While Jeff Bezos' secretive sub-orbital venture continues to play catch-up in the commercial race to space, SpaceX, brainchild of Pay Pal co-founder Elon Musk (a partner in Paul Allen's new space company, building history's largest aircraft), has several new launches in the works: It's set to blast off Saturday on the first privately funded mission to the International Space Station and has sent ex-U.S. Sen. Slade Gorton on a separate mission to lobby for government support.
Lobbying records show SpaceX spent $240,000 on K&L Gates and four other firms the first quarter of this year to influence legislative support in D.C. Though the crop of new commercial space ventures involves considerable private investment, much of the funding has and will come from taxpayers.
It's a wild new frontier for America's billionaires. Musk's California-based SpaceX (Space Exploration Technologies) also announced last week it was conducting a joint marketing effort with Bigelow Aerospace of Las Vegas (part of the Boeing Commercial spacecraft effort) to offer passenger rides on SpaceX's Dragon spacecraft to Bigelow "habitats" orbiting the earth.
Allen's new Stratolaunch Systems, meanwhile, moves forward to build history's largest airplane that will launch a sub-orbital space craft.
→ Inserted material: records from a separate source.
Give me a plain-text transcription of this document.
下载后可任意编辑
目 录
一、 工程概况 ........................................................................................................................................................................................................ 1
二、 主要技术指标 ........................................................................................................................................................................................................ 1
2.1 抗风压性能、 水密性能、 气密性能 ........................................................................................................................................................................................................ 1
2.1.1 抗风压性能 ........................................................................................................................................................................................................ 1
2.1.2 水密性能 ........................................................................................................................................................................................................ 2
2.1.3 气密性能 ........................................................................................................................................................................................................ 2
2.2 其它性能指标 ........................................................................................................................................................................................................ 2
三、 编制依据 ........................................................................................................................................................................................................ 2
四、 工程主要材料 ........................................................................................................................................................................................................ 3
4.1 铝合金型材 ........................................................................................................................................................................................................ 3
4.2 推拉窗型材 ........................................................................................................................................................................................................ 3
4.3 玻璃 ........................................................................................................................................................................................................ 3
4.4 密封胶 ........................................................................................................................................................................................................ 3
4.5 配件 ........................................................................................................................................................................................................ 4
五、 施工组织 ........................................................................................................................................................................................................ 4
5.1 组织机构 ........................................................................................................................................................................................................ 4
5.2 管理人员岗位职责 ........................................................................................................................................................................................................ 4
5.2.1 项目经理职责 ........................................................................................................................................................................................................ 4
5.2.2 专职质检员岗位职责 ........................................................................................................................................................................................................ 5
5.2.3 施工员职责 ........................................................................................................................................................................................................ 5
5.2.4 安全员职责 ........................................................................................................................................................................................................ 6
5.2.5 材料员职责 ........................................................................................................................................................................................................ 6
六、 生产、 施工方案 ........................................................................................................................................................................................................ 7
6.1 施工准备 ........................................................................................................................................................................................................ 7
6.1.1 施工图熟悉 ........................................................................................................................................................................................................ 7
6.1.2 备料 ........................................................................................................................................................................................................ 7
The air-launch system will supposedly make space access safer and more cost-effectiveness. Allen has partnered with aerospace pioneer Burt Rutan to create the launch plane and with Musk's SpaceX to build a multi-stage booster.
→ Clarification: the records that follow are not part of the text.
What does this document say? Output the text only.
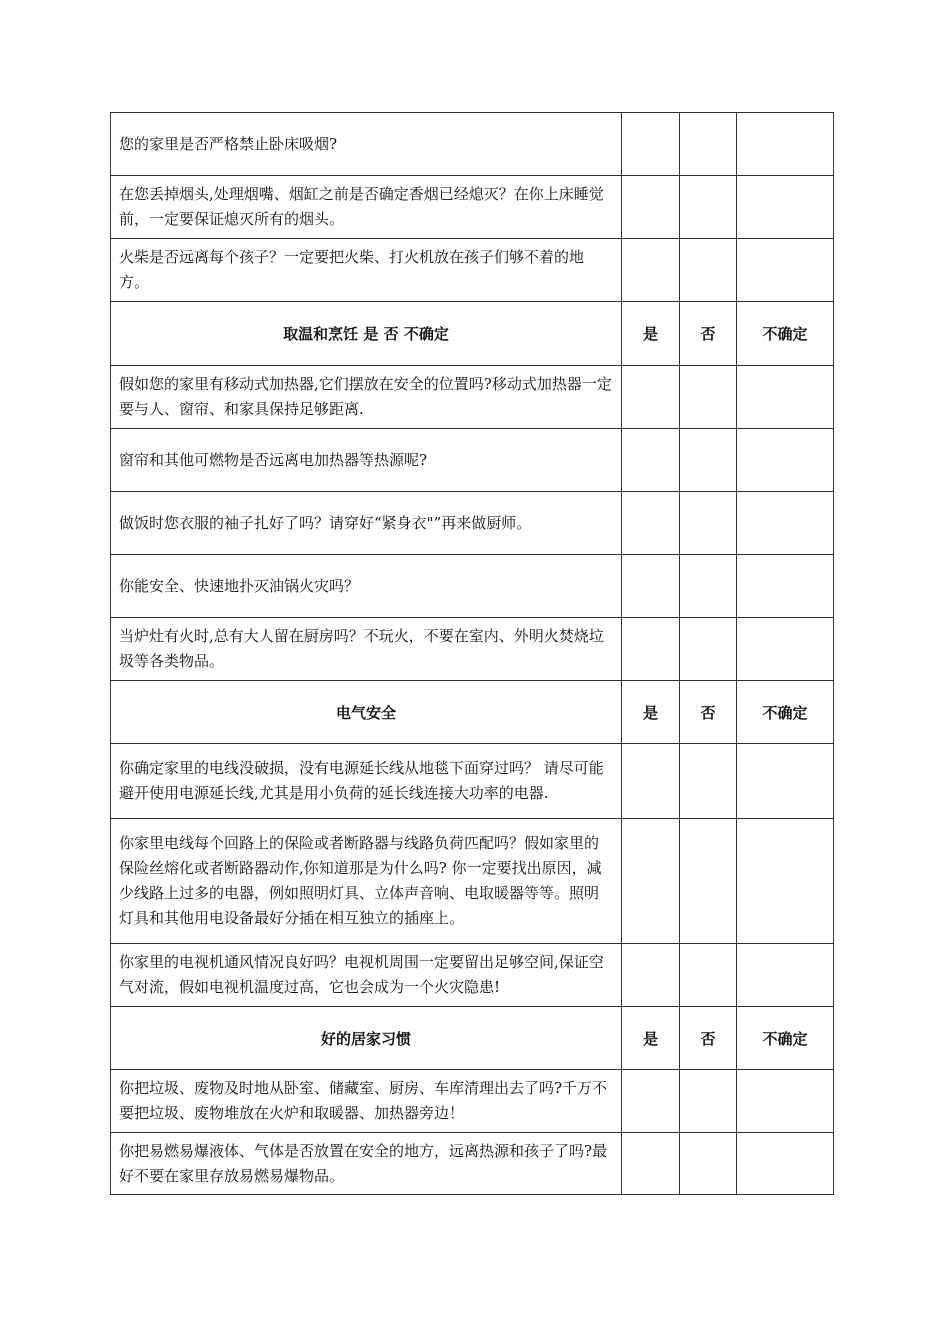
您的家里是否严格禁止卧床吸烟?			
在您丢掉烟头,处理烟嘴、烟缸之前是否确定香烟已经熄灭？在你上床睡觉前，一定要保证熄灭所有的烟头。			
火柴是否远离每个孩子？一定要把火柴、打火机放在孩子们够不着的地方。			
取温和烹饪 是 否 不确定	是	否	不确定
假如您的家里有移动式加热器,它们摆放在安全的位置吗?移动式加热器一定要与人、窗帘、和家具保持足够距离.			
窗帘和其他可燃物是否远离电加热器等热源呢?			
做饭时您衣服的袖子扎好了吗？请穿好“紧身衣"”再来做厨师。			
你能安全、快速地扑灭油锅火灾吗？			
当炉灶有火时,总有大人留在厨房吗？不玩火，不要在室内、外明火焚烧垃圾等各类物品。			
电气安全	是	否	不确定
你确定家里的电线没破损，没有电源延长线从地毯下面穿过吗？ 请尽可能避开使用电源延长线,尤其是用小负荷的延长线连接大功率的电器.			
你家里电线每个回路上的保险或者断路器与线路负荷匹配吗？假如家里的保险丝熔化或者断路器动作,你知道那是为什么吗? 你一定要找出原因，减少线路上过多的电器，例如照明灯具、立体声音响、电取暖器等等。照明灯具和其他用电设备最好分插在相互独立的插座上。			
你家里的电视机通风情况良好吗？电视机周围一定要留出足够空间,保证空气对流，假如电视机温度过高，它也会成为一个火灾隐患!			
好的居家习惯	是	否	不确定
你把垃圾、废物及时地从卧室、储藏室、厨房、车库清理出去了吗?千万不要把垃圾、废物堆放在火炉和取暖器、加热器旁边！			
你把易燃易爆液体、气体是否放置在安全的地方，远离热源和孩子了吗?最好不要在家里存放易燃易爆物品。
Bezos, however, continues to keep his Kent-based Blue Origin progress under wraps, though as best can be told he's lagging behind the others with his private space-travel venture. But Space.com did lift the veil slightly last week, reporting Bezos' firm has completed wind tunnel testing of its next-generation craft, simply called the "Space Vehicle." It would transport up to seven astronauts to low-Earth orbit and the International Space Station.
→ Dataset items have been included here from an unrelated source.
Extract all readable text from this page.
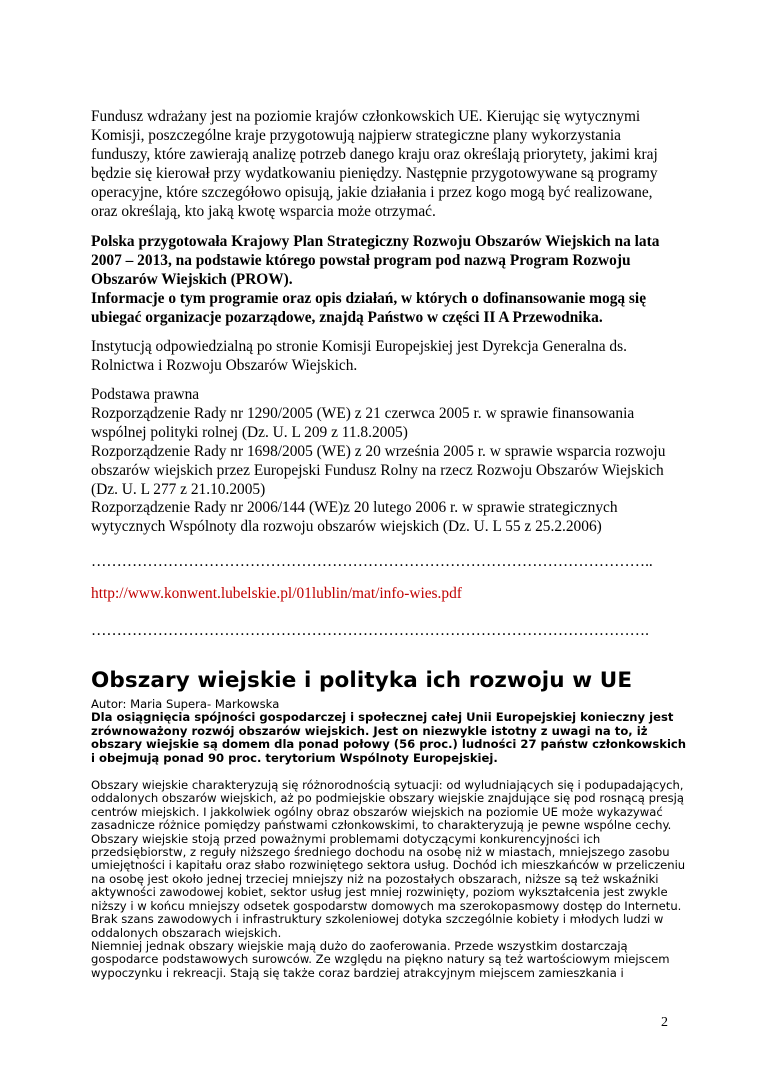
Fundusz wdrażany jest na poziomie krajów członkowskich UE. Kierując się wytycznymi Komisji, poszczególne kraje przygotowują najpierw strategiczne plany wykorzystania funduszy, które zawierają analizę potrzeb danego kraju oraz określają priorytety, jakimi kraj będzie się kierował przy wydatkowaniu pieniędzy. Następnie przygotowywane są programy operacyjne, które szczegółowo opisują, jakie działania i przez kogo mogą być realizowane, oraz określają, kto jaką kwotę wsparcia może otrzymać.

Polska przygotowała Krajowy Plan Strategiczny Rozwoju Obszarów Wiejskich na lata 2007 – 2013, na podstawie którego powstał program pod nazwą Program Rozwoju Obszarów Wiejskich (PROW).

Informacje o tym programie oraz opis działań, w których o dofinansowanie mogą się ubiegać organizacje pozarządowe, znajdą Państwo w części II A Przewodnika.

Instytucją odpowiedzialną po stronie Komisji Europejskiej jest Dyrekcja Generalna ds. Rolnictwa i Rozwoju Obszarów Wiejskich.

Podstawa prawna

Rozporządzenie Rady nr 1290/2005 (WE) z 21 czerwca 2005 r. w sprawie finansowania wspólnej polityki rolnej (Dz. U. L 209 z 11.8.2005)

Rozporządzenie Rady nr 1698/2005 (WE) z 20 września 2005 r. w sprawie wsparcia rozwoju obszarów wiejskich przez Europejski Fundusz Rolny na rzecz Rozwoju Obszarów Wiejskich (Dz. U. L 277 z 21.10.2005)

Rozporządzenie Rady nr 2006/144 (WE)z 20 lutego 2006 r. w sprawie strategicznych wytycznych Wspólnoty dla rozwoju obszarów wiejskich (Dz. U. L 55 z 25.2.2006)

………………………………………………………………………………………………..
http://www.konwent.lubelskie.pl/01lublin/mat/info-wies.pdf
……………………………………………………………………………………………….
Obszary wiejskie i polityka ich rozwoju w UE
Autor: Maria Supera- Markowska
Dla osiągnięcia spójności gospodarczej i społecznej całej Unii Europejskiej konieczny jest zrównoważony rozwój obszarów wiejskich. Jest on niezwykle istotny z uwagi na to, iż obszary wiejskie są domem dla ponad połowy (56 proc.) ludności 27 państw członkowskich i obejmują ponad 90 proc. terytorium Wspólnoty Europejskiej.
Obszary wiejskie charakteryzują się różnorodnością sytuacji: od wyludniających się i podupadających, oddalonych obszarów wiejskich, aż po podmiejskie obszary wiejskie znajdujące się pod rosnącą presją centrów miejskich. I jakkolwiek ogólny obraz obszarów wiejskich na poziomie UE może wykazywać zasadnicze różnice pomiędzy państwami członkowskimi, to charakteryzują je pewne wspólne cechy. Obszary wiejskie stoją przed poważnymi problemami dotyczącymi konkurencyjności ich przedsiębiorstw, z reguły niższego średniego dochodu na osobę niż w miastach, mniejszego zasobu umiejętności i kapitału oraz słabo rozwiniętego sektora usług. Dochód ich mieszkańców w przeliczeniu na osobę jest około jednej trzeciej mniejszy niż na pozostałych obszarach, niższe są też wskaźniki aktywności zawodowej kobiet, sektor usług jest mniej rozwinięty, poziom wykształcenia jest zwykle niższy i w końcu mniejszy odsetek gospodarstw domowych ma szerokopasmowy dostęp do Internetu. Brak szans zawodowych i infrastruktury szkoleniowej dotyka szczególnie kobiety i młodych ludzi w oddalonych obszarach wiejskich.
Niemniej jednak obszary wiejskie mają dużo do zaoferowania. Przede wszystkim dostarczają gospodarce podstawowych surowców. Ze względu na piękno natury są też wartościowym miejscem wypoczynku i rekreacji. Stają się także coraz bardziej atrakcyjnym miejscem zamieszkania i
2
The testing was conducted as part of Blue Origin's partnership with NASA, writes Leonard David, under the agency's Commercial Crew Development program, which awarded Bezos $22 million in 2011 to develop the vehicle.
Here's what it looks like:
"Our Space Vehicle's innovative biconic shape provides greater cross-range and interior volume than traditional capsules without the weight penalty of winged spacecraft," Blue Origin president Rob Meyerson said in a statement.